Only a small percentage of over 5,000 PFAS chemical variations have been tested for toxicity. Those tested have been linked to health conditions including low birth weights, immune system impairments, decreased fertility, and increased risk of some cancers. In 2006 some major US manufacturers agreed to phase out the use of these chemicals, but many consumer goods still contain PFAS.

    Nonstick cookware
    Waterproof clothing
    Stain-resistant furniture and carpet
    Personal care products
    Firefighting foam
    Baby equipment
    Ski wax

    PFAS Exposure

    PFAS can be found in all areas of our lives. Most often, people consume PFAS in our water and food. Exposure can also occur by simply using products containing the chemicals. When PFAS are present in cooking they leach out into our food.

    When PFAS are spilled or released onto the land, the chemicals easily travel into groundwater. Lakes and rivers in the watershed become contaminated, as do fish and wildlife. PFAS in groundwater then impact municipal drinking water supplies. And PFAS contamination within our agricultural sector is an emerging issue.

    There is a growing awareness that under-resourced communities are more likely to live close to PFAS contamination sites. Public health officials worry that the immunity response may be compromised in populations with high PFAS levels, limiting the effectiveness of vaccines.

    The US Environmental Protection Agency has raised concerns about PFAS and is moving toward establishing drinking water standards for PFAS. This is an essential step in protecting the health of communities across the country by safeguarding our drinking water from forever chemicals. It’s crucial that Minnesota continue to remove PFAS from consumer products to help municipalities meet water quality standards.

    Learn more about these toxics at PFAS 101 from the Minnesota Pollution Control Agency (MPCA).

    PFAS Initiatives in Minnesota

    This session, the Minnesota Legislature has introduced bills that would protect our families from forever chemicals. Each of the provisions below is currently included in either the House Climate and Energy Omnibus or Senate Energy, Utilities, Environment, and Climate Finance Omnibus.
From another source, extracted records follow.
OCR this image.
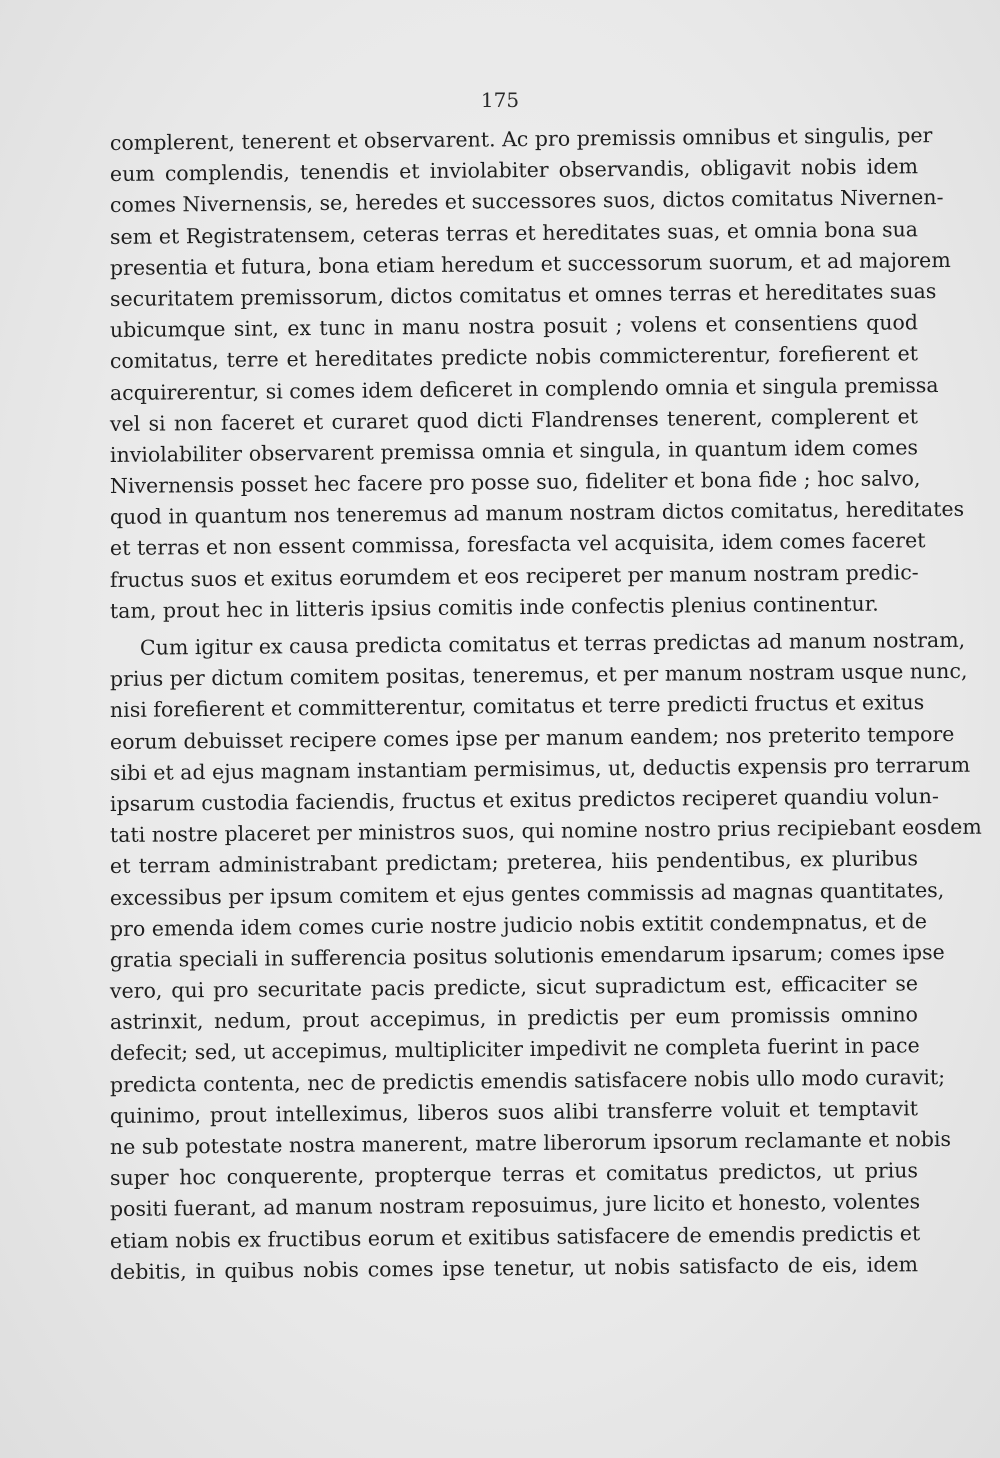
175
complerent, tenerent et observarent. Ac pro premissis omnibus et singulis, per
eum complendis, tenendis et inviolabiter observandis, obligavit nobis idem
comes Nivernensis, se, heredes et successores suos, dictos comitatus Nivernen-
sem et Registratensem, ceteras terras et hereditates suas, et omnia bona sua
presentia et futura, bona etiam heredum et successorum suorum, et ad majorem
securitatem premissorum, dictos comitatus et omnes terras et hereditates suas
ubicumque sint, ex tunc in manu nostra posuit ; volens et consentiens quod
comitatus, terre et hereditates predicte nobis commicterentur, forefierent et
acquirerentur, si comes idem deficeret in complendo omnia et singula premissa
vel si non faceret et curaret quod dicti Flandrenses tenerent, complerent et
inviolabiliter observarent premissa omnia et singula, in quantum idem comes
Nivernensis posset hec facere pro posse suo, fideliter et bona fide ; hoc salvo,
quod in quantum nos teneremus ad manum nostram dictos comitatus, hereditates
et terras et non essent commissa, foresfacta vel acquisita, idem comes faceret
fructus suos et exitus eorumdem et eos reciperet per manum nostram predic-
tam, prout hec in litteris ipsius comitis inde confectis plenius continentur.
Cum igitur ex causa predicta comitatus et terras predictas ad manum nostram,
prius per dictum comitem positas, teneremus, et per manum nostram usque nunc,
nisi forefierent et committerentur, comitatus et terre predicti fructus et exitus
eorum debuisset recipere comes ipse per manum eandem; nos preterito tempore
sibi et ad ejus magnam instantiam permisimus, ut, deductis expensis pro terrarum
ipsarum custodia faciendis, fructus et exitus predictos reciperet quandiu volun-
tati nostre placeret per ministros suos, qui nomine nostro prius recipiebant eosdem
et terram administrabant predictam; preterea, hiis pendentibus, ex pluribus
excessibus per ipsum comitem et ejus gentes commissis ad magnas quantitates,
pro emenda idem comes curie nostre judicio nobis extitit condempnatus, et de
gratia speciali in sufferencia positus solutionis emendarum ipsarum; comes ipse
vero, qui pro securitate pacis predicte, sicut supradictum est, efficaciter se
astrinxit, nedum, prout accepimus, in predictis per eum promissis omnino
defecit; sed, ut accepimus, multipliciter impedivit ne completa fuerint in pace
predicta contenta, nec de predictis emendis satisfacere nobis ullo modo curavit;
quinimo, prout intelleximus, liberos suos alibi transferre voluit et temptavit
ne sub potestate nostra manerent, matre liberorum ipsorum reclamante et nobis
super hoc conquerente, propterque terras et comitatus predictos, ut prius
positi fuerant, ad manum nostram reposuimus, jure licito et honesto, volentes
etiam nobis ex fructibus eorum et exitibus satisfacere de emendis predictis et
debitis, in quibus nobis comes ipse tenetur, ut nobis satisfacto de eis, idem
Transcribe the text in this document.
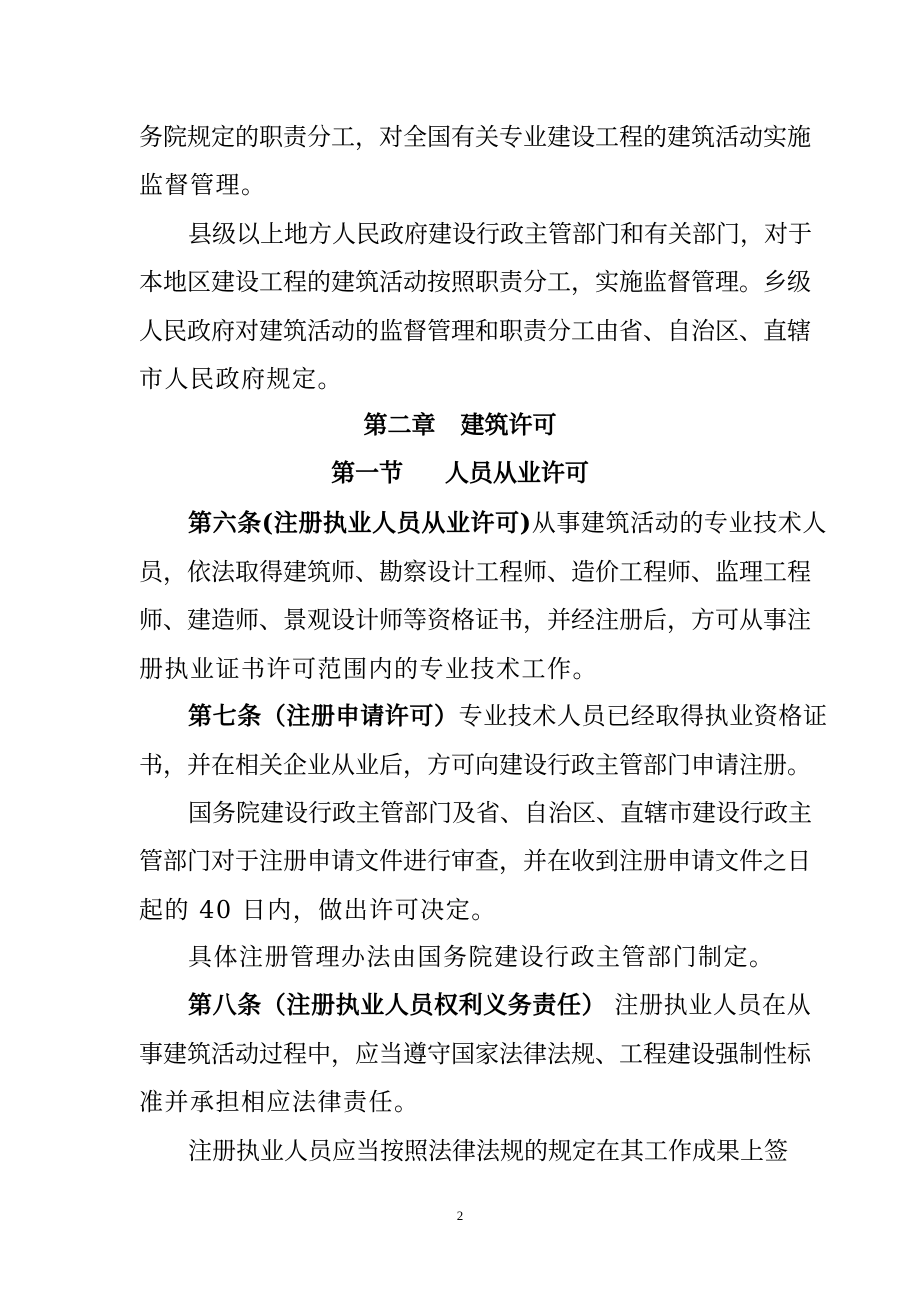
务院规定的职责分工，对全国有关专业建设工程的建筑活动实施
监督管理。
县级以上地方人民政府建设行政主管部门和有关部门，对于
本地区建设工程的建筑活动按照职责分工，实施监督管理。乡级
人民政府对建筑活动的监督管理和职责分工由省、自治区、直辖
市人民政府规定。
第二章 建筑许可
第一节 人员从业许可
第六条(注册执业人员从业许可)从事建筑活动的专业技术人
员，依法取得建筑师、勘察设计工程师、造价工程师、监理工程
师、建造师、景观设计师等资格证书，并经注册后，方可从事注
册执业证书许可范围内的专业技术工作。
第七条（注册申请许可）专业技术人员已经取得执业资格证
书，并在相关企业从业后，方可向建设行政主管部门申请注册。
国务院建设行政主管部门及省、自治区、直辖市建设行政主
管部门对于注册申请文件进行审查，并在收到注册申请文件之日
起的 40 日内，做出许可决定。
具体注册管理办法由国务院建设行政主管部门制定。
第八条（注册执业人员权利义务责任） 注册执业人员在从
事建筑活动过程中，应当遵守国家法律法规、工程建设强制性标
准并承担相应法律责任。
注册执业人员应当按照法律法规的规定在其工作成果上签
2
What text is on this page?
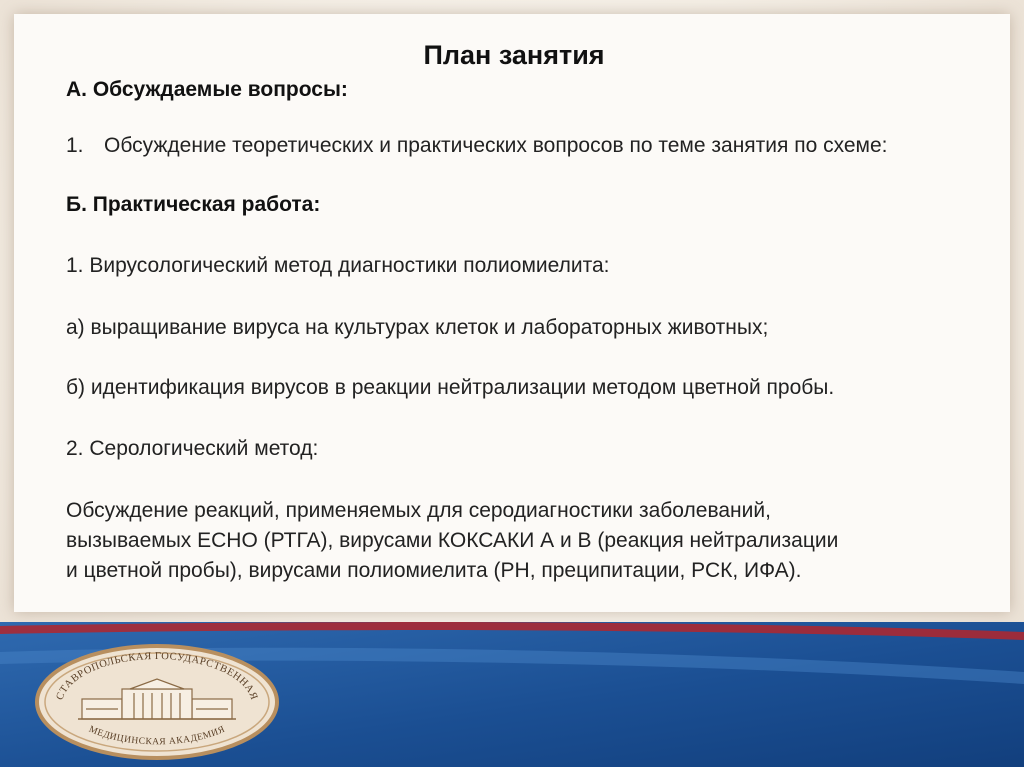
План занятия
А. Обсуждаемые вопросы:
1. Обсуждение теоретических и практических вопросов по теме занятия по схеме:
Б. Практическая работа:
1. Вирусологический метод диагностики полиомиелита:
а) выращивание вируса на культурах клеток и лабораторных животных;
б) идентификация вирусов в реакции нейтрализации методом цветной пробы.
2. Серологический метод:
Обсуждение реакций, применяемых для серодиагностики заболеваний,
вызываемых ЕСНО (РТГА), вирусами КОКСАКИ А и В (реакция нейтрализации
и цветной пробы), вирусами полиомиелита (РН, преципитации, РСК, ИФА).
СТАВРОПОЛЬСКАЯ ГОСУДАРСТВЕННАЯ
МЕДИЦИНСКАЯ АКАДЕМИЯ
    • Banning Non-Essential Uses

      A bill supported by Senator Kelly Morrison and Representative Jeff Brand would phase out PFAS in consumer products by prohibiting the sale of everyday products containing PFAS, such as cookware, dental floss, cosmetics, cleaning products, and many others.

    • Prohibition of PFAS in Firefighter Foam

      Fire-repellent foam might be good for containing a fire, but the PFAS within the foam seeps into the environment and groundwater. Not only does foam contaminate our water, but it also exposes firefighters to dangerously high chemical levels. A bill championed by Senator Judy Seeberger and Representative Matt Norris would prohibit the use of firefighting foam with PFAS.

    • Reporting PFAS in Products

      Many consumers are unaware of PFAS contamination in products. A bill was introduced by Senator Heather Gustafson and Representative Athena Hollins that would require a PFAS notice on products to inform consumers of the risk of exposure. This report would include a brief description of the product and the amount and function served by PFAS in the product.

    • Removing PFAS from Children's Products

      PFAS causes liver and immune system damage, congenital disabilities, and delayed development in children. Senator Erin Maye Quade and Representative Carlie Kotyza-Witthuhn sponsored a bill that would ban the use of PFAS in children’s products such as booster seats, bassinets, playmats, cribs, strollers, and many other products. Measures must be taken to protect Minnesota’s children from dangerous forever chemicals.

    Currently, all these bills have been introduced in the Senate and House Omnibus bills.  However, support is still needed to see them cross the finish line this session.

    In June of 2021, the Minnesota Legislature passed a ban on the intentional use of PFAS in food packaging. The bill bans the manufacture, distribution, and sale of food packaging containing PFAS chemicals beginning in 2024.

    The MPCA released a PFAS Blueprint to identify opportunities and legislative actions to manage PFAS in our environment and protect our communities. Conservation Minnesota supports the creation of legislation to define PFAS as a hazardous substance under the state superfund law. Preventing PFAS from entering landfills and wastewater treatment plants is cheaper and more effective than trying to clean them up after they are in the environment and our bodies. We also encourage the creation of a water-quality standard for PFAS.